Getting a low interest rate tends to be quite easy for someone with a decent credit score and the patience to shop around but lowering a mortgage rate that you have already had for a while will usually prove to be a bit more difficult. Thanks to the current housing market and slumping economy interest rates on e home loans are lower than that have been in decades, leading many people into trying to refinance their home in order to take advantage of a lower interest rate. Refinancing is in many ways similar to the process of taking on an initial home loan. Since the climate is financially favorable towards refinancing and most lender will bend over backwards in order to keep loyal customers from walking away from their homes refinancing in order to lower your mortgage interest rate is now easier than ever before. There are many different ways that an interest rate can be lowered, each of which has its own set of benefits and drawbacks. One of the easiest ways to lower your mortgage interest rate is to pay off as much of the loan as possible during the refinancing process. This is sort of like making a second down payment and many lenders will often be willing to significantly lower your interest rate if you can pay off ten to fifteen percent of the loan at the time of refinancing. While this may prove to be the most expensive method of lowering your mortgage rate for some home owners it is the best option and makes the most financial sense in the long run.
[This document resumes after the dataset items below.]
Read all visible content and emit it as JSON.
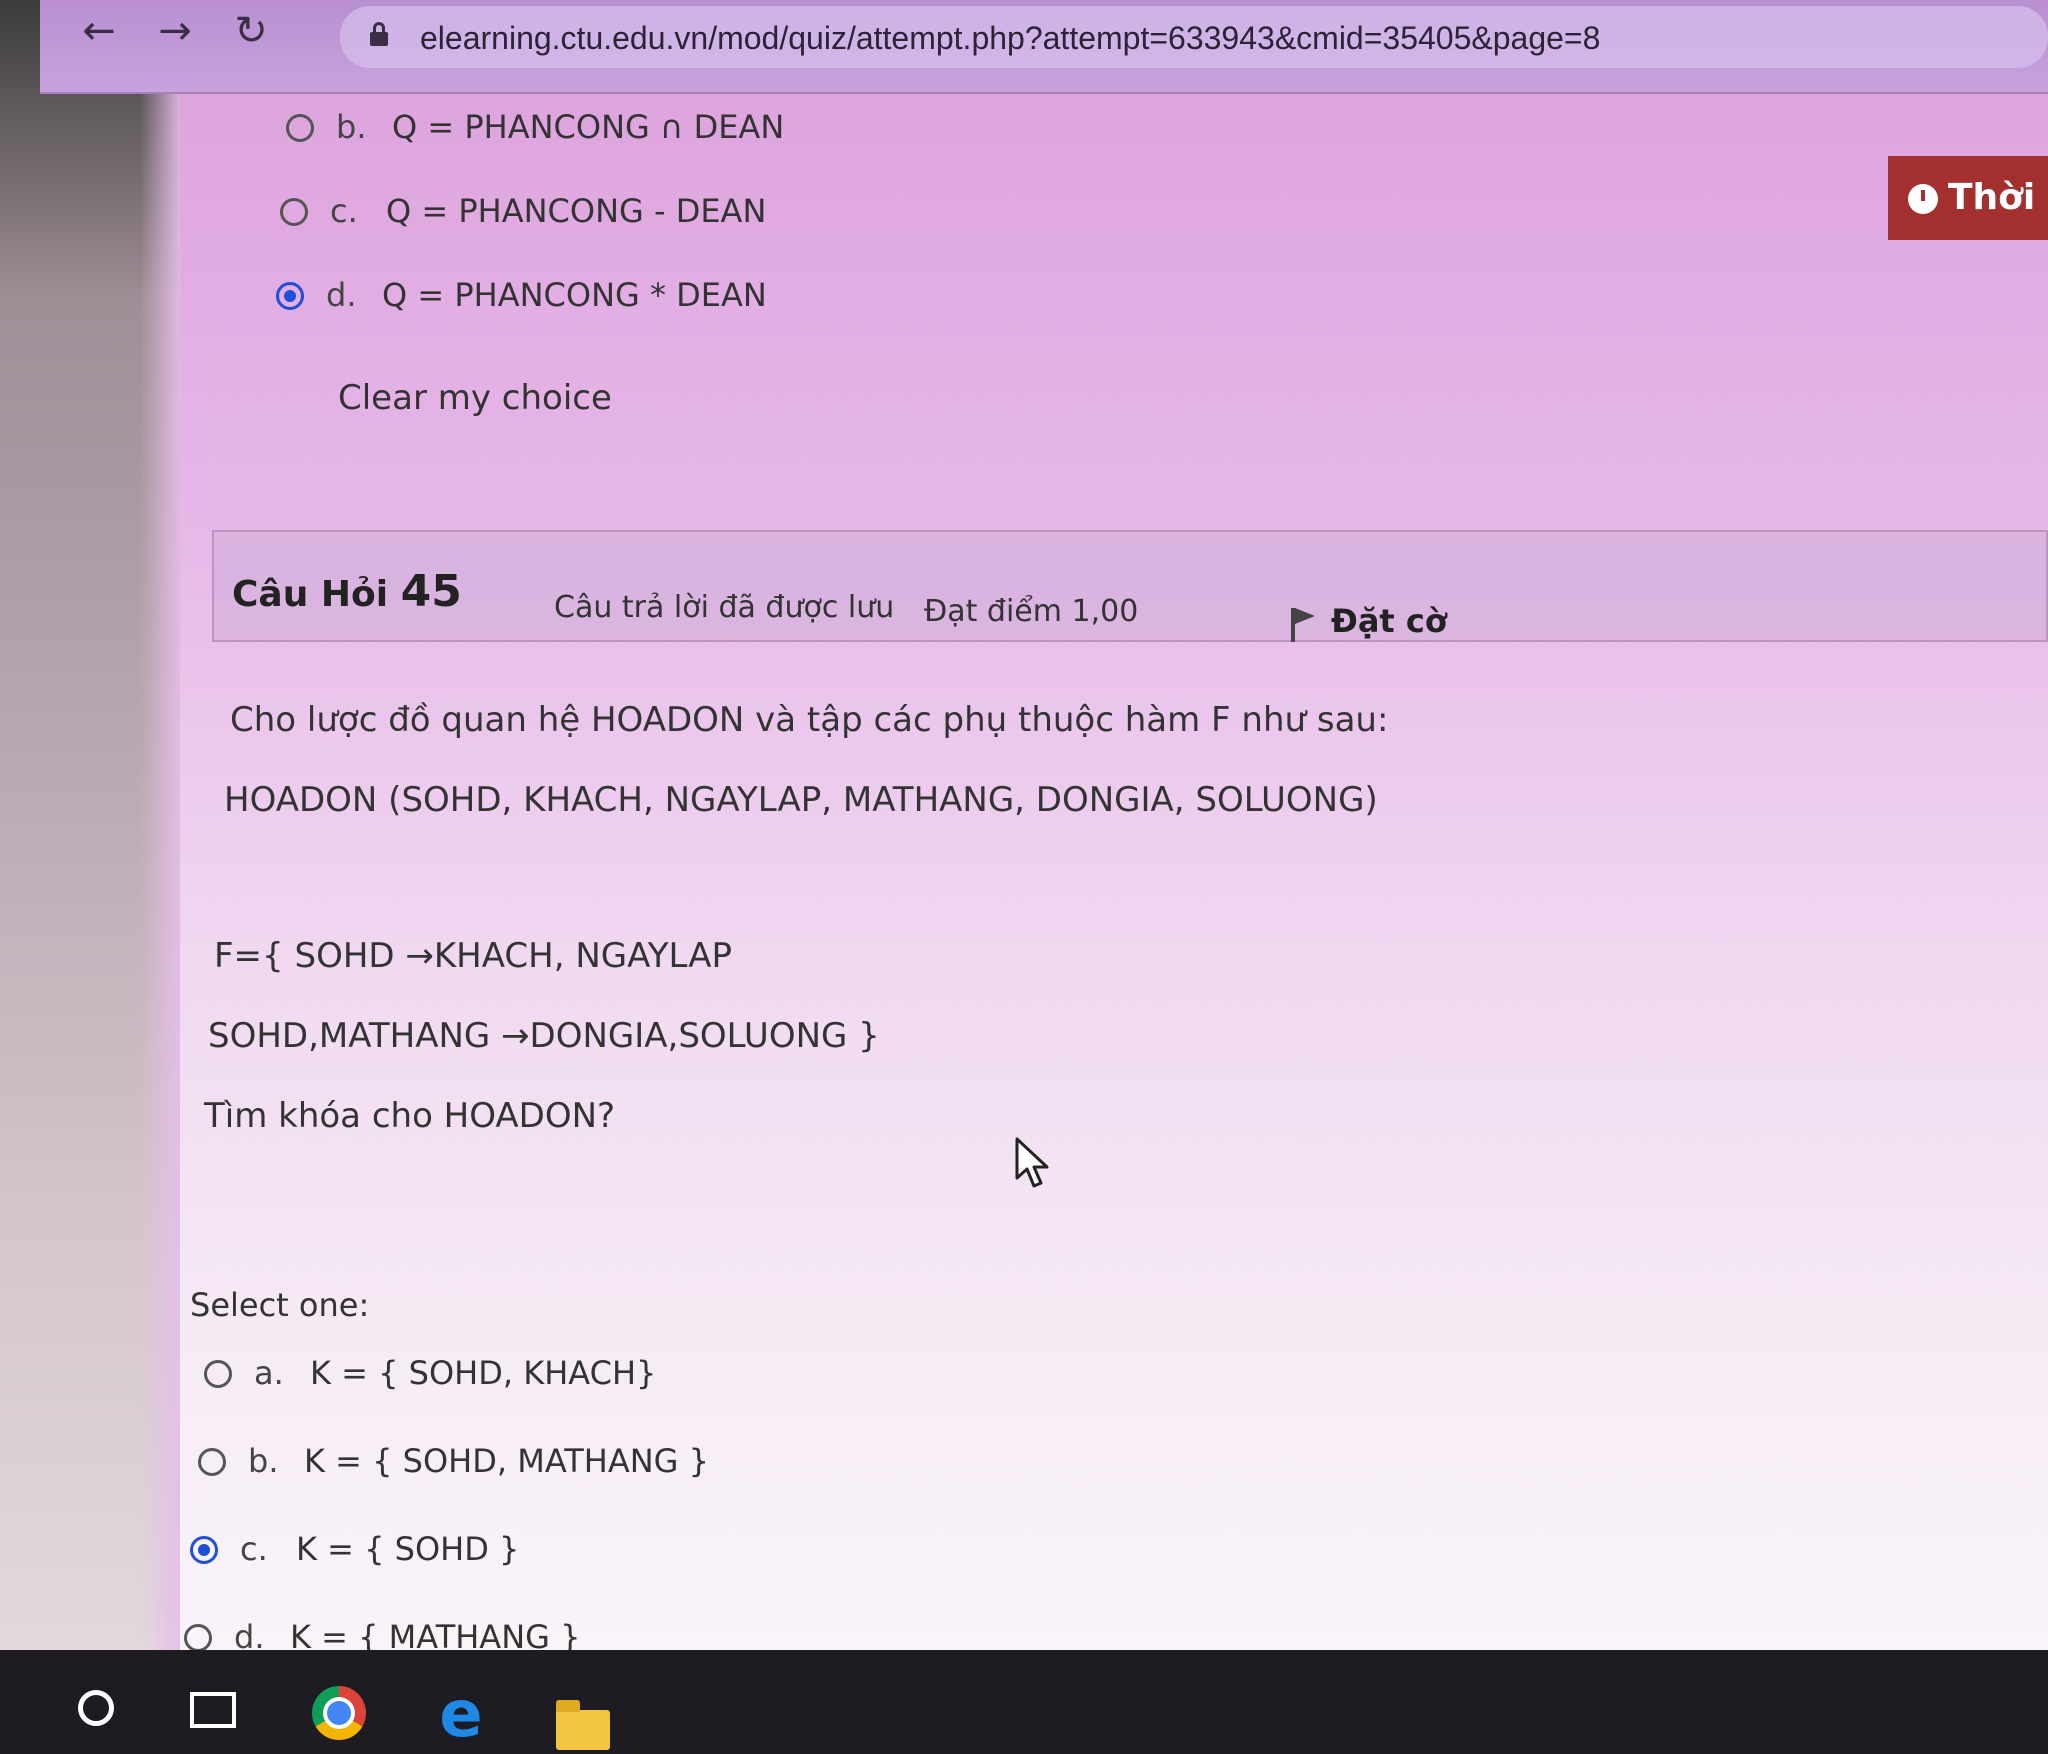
{
  "browser": {
    "url": "elearning.ctu.edu.vn/mod/quiz/attempt.php?attempt=633943&cmid=35405&page=8"
  },
  "timer": {
    "label": "Thời"
  },
  "prev_question": {
    "options": [
      {
        "letter": "b.",
        "text": "Q = PHANCONG ∩ DEAN",
        "checked": false
      },
      {
        "letter": "c.",
        "text": "Q = PHANCONG - DEAN",
        "checked": false
      },
      {
        "letter": "d.",
        "text": "Q = PHANCONG * DEAN",
        "checked": true
      }
    ],
    "clear_label": "Clear my choice"
  },
  "question": {
    "label": "Câu Hỏi",
    "number": "45",
    "state": "Câu trả lời đã được lưu",
    "grade": "Đạt điểm 1,00",
    "flag_label": "Đặt cờ",
    "text_lines": [
      "Cho lược đồ quan hệ HOADON và tập các phụ thuộc hàm F như sau:",
      "HOADON (SOHD, KHACH, NGAYLAP, MATHANG, DONGIA, SOLUONG)",
      "F={ SOHD →KHACH, NGAYLAP",
      "SOHD,MATHANG →DONGIA,SOLUONG }",
      "Tìm khóa cho HOADON?"
    ],
    "select_label": "Select one:",
    "options": [
      {
        "letter": "a.",
        "text": "K = { SOHD, KHACH}",
        "checked": false
      },
      {
        "letter": "b.",
        "text": "K = { SOHD, MATHANG }",
        "checked": false
      },
      {
        "letter": "c.",
        "text": "K = { SOHD }",
        "checked": true
      },
      {
        "letter": "d.",
        "text": "K = { MATHANG }",
        "checked": false
      }
    ]
  },
  "taskbar": {
    "icons": [
      "search-circle-icon",
      "task-view-icon",
      "chrome-icon",
      "edge-icon",
      "file-explorer-icon"
    ]
  },
  "colors": {
    "timer_bg": "#a3302f",
    "radio_checked": "#1e4fd8",
    "taskbar_bg": "#1c1c22"
  }
}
As you would do when trying to acquire a home loan initially you should be flexible with the terms of your mortgage when trying to refinance to a lower interest rate. If you are a few years into a 30 year mortgage one of your best options may be to refinance at 15 years instead of 30 because shorter mortgages usually come with less risk for the lenders which in turn makes it easier to land an incredibly low interest rate. The main downside of dropping to a 15 year mortgage from a 30 year mortgage is that even if you drop your interest rate by a percentage point or two you will still more than likely be paying larger monthly payments than you were before. Many home owners tend to shy away from this option because they are not willing to take on a larger payment and a more difficult financial situation even though it will save them tons of money in the long run. If your lender is not willing to budge on your interest rate your next option is to start shopping around to see what other lenders out there would offer if you had your loan transferred over to them. In a time when solvent mortgage owners are few and far between banks are more than happy to poach clients from one another with offers of lower interest rates or better terms.